I thought I’d talk a little bit about theater. The common questions asked all of the time are “is theater dead?” and “does theater matter?” I think it’s safe to say that both of these questions are totally useless. Just like how nothing is either good or bad but thinking makes it so, so is nothing important or unimportant except to the extent that we make it so.
Theater isn’t really important to most people right now because theater artists haven’t figured out how to make it important. It’s a tough uphill battle. Theater represents all sorts of things that fundamentally go against mainstream culture: it is intensely local and cannot be globalized, it is entirely subjective and can’t be commodified, etc. More on this later, I promise.
Anyway, I’m going to try to take on various issues affecting theater and some ideas about how to save it over the course of this blog.

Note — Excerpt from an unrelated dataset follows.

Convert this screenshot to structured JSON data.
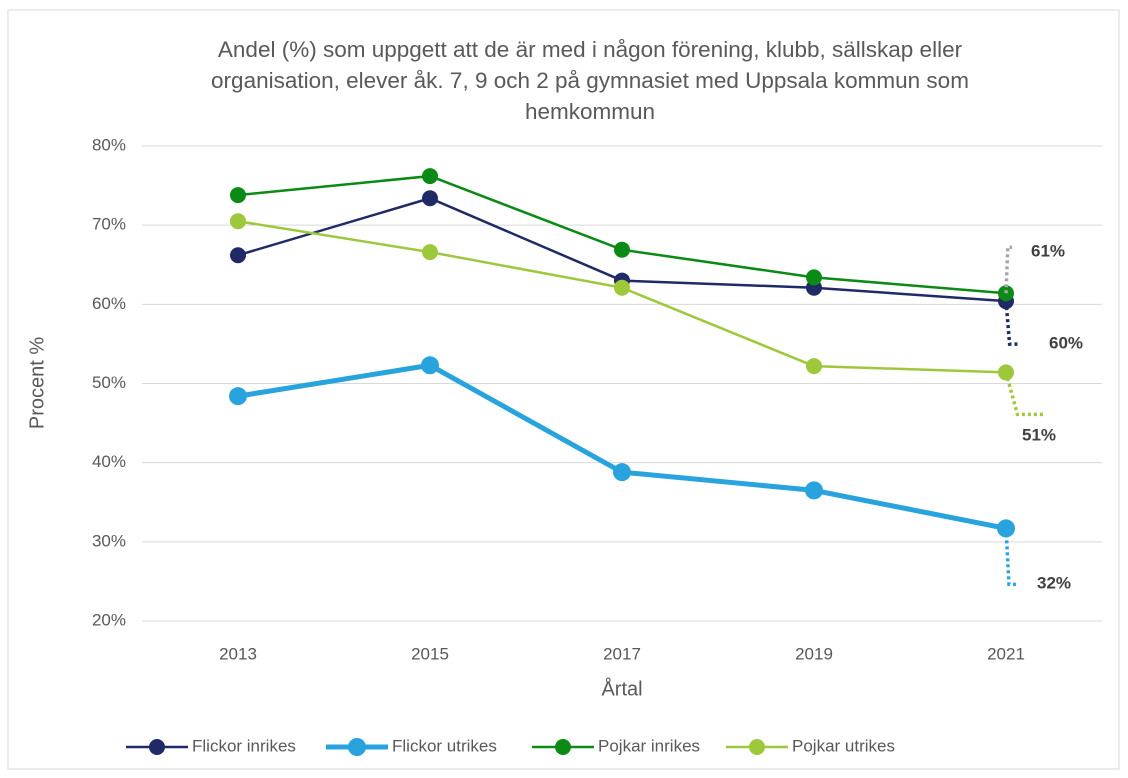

In the meantime, those of you who live in New York, I urge you to go check out an off or off-off Broadway play. I know people often don’t like off-off-Broadway, and I understand it. Off-off tends to be weirder, or at least more experimental, a lot of artists are still very much in the learning stage, much of it isn’t what one could call “good”, but it’s all usually $19 or less and you’ll see something that you can’t see anywhere else. Less than $20 for a unique experience ain’t so bad. And hey, check out a newspaper or TimeOut and you could maybe get a good recommendation.